I apologize for missing the first “Words Wednesday” for a post last week. I was in Milwaukee, attending the Property Records Industry Association conference. What a fun town! Perfect weather, lots of people out walking, running, riding bicycles. Extremely friendly folks everywhere (even the TSA check-in lady at the airport was pleasant!).
We stayed downtown at the Pfister hotel (pronounced with a silent “p”), originally built over 100 years ago. It was beautiful! The artistic designs for the stairs and hotel rooms were amazing, and there were paintings and other artwork throughout the hotel. I particularly liked the fact that all three lamps in my room were different styles. If you are ever in Milwaukee, make a trip to the hotel. The lobby, itself, is a wonder, with beautiful gilded ceilings and walls (plus a beautiful old-styled bar . . . from what I noticed . . . lol).
In every room was a book about the hotel’s history and artwork. From there I learned something about this month’s post – billiards! Here is the quote from the book: “The early Pfister had two billiard rooms. One for the men and one for the women. Billiards actually began about the 15th century and started as a lawn game somewhat similar to croquet. When they moved the game inside, a green cloth was incorporated to simulate the grass. The original tables had flat walls for rails and helped keep the balls on the table. It was said they resembled riverbanks. Once people discovered that they could use the walls to bounce balls in a desired direction, the term “bank shot” came into being. This popular game was a big hit at the Pfister. In fact, the Brunswick company designed a one-of-a-kind billiards table for the hotel that became the prototype for one of their best-selling models.”

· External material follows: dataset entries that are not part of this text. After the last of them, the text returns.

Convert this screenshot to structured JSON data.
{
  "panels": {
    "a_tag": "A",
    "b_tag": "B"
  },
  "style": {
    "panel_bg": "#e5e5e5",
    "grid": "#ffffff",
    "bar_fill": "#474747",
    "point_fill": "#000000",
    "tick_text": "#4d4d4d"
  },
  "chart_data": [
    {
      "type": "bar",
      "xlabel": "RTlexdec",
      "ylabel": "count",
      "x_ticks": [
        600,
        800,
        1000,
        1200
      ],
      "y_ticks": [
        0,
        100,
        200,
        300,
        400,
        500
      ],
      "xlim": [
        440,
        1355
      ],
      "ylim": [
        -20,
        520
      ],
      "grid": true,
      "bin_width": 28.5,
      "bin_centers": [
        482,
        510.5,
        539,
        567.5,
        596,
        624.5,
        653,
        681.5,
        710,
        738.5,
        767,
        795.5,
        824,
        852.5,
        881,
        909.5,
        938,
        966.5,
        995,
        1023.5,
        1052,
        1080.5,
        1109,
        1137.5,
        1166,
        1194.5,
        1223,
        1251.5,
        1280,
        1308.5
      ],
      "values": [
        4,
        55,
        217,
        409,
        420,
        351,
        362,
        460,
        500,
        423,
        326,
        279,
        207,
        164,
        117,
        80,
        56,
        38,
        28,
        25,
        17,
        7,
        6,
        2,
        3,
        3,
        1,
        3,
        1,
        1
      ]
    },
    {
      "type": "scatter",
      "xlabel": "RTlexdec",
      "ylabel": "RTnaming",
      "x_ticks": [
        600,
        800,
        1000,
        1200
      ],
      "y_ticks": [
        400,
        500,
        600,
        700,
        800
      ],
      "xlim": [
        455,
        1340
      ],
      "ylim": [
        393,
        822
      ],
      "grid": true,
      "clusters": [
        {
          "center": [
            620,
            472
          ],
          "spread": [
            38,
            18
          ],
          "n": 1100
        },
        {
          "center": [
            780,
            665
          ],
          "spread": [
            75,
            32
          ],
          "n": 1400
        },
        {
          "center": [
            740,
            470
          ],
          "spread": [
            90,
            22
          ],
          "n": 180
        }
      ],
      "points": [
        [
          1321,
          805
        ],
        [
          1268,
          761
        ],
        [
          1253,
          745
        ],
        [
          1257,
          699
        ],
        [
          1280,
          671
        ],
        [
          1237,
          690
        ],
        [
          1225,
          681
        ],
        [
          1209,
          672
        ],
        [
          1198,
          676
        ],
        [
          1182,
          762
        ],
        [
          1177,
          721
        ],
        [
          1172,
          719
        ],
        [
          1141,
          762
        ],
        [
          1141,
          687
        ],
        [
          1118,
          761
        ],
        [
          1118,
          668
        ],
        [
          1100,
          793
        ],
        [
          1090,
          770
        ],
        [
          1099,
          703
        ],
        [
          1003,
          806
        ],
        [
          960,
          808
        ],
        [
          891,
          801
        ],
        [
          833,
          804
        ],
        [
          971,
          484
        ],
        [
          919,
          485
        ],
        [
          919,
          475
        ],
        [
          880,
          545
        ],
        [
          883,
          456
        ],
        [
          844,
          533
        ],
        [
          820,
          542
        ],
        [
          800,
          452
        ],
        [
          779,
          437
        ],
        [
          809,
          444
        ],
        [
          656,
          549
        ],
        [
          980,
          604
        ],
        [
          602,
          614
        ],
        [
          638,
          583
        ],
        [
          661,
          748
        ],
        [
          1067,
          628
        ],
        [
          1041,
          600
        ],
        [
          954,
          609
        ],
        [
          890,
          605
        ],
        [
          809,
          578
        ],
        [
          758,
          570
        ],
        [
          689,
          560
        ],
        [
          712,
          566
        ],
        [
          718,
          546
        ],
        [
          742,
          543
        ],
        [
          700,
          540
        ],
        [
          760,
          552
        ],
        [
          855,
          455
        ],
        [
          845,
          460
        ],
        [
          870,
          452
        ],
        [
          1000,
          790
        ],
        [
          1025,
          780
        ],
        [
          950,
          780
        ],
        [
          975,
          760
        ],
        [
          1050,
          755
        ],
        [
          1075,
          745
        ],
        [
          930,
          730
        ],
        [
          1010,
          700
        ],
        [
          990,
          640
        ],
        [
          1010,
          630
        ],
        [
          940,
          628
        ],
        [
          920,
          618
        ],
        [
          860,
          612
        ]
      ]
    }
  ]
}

You know that I couldn’t stop there because now I wanted to know the difference between billiards and pool (which I have been known to play in my time . . .😉. From the website www.diffen.com, I learned that billiards usually involves hitting a cue ball so that it contacts an object ball, some number of cushions, and then a second object ball. Pool, on the other hand, is known as ‘pocket billiards’ because it involves hitting the cue ball so that one of 7 object balls (striped or solid) falls into a pocket, then pocketing the 8-ball to win. Oh, and there is also a game called “snooker” that is played on a similar table.
Words we use in playing these sports are often used in regular conversation, like “carom.” Carom (to bounce off of something) is from ‘carambola’ in Spanish and Portuguese and ‘carombole’ in French where many believe billiards originated. The French influence explains another common pool term – massé – to curve the ball. I thought it might have something to do with massage 😊, but no, it really comes from the French for mace or sledgehammer! Not at all my kind of massage, thank you . . . 😂.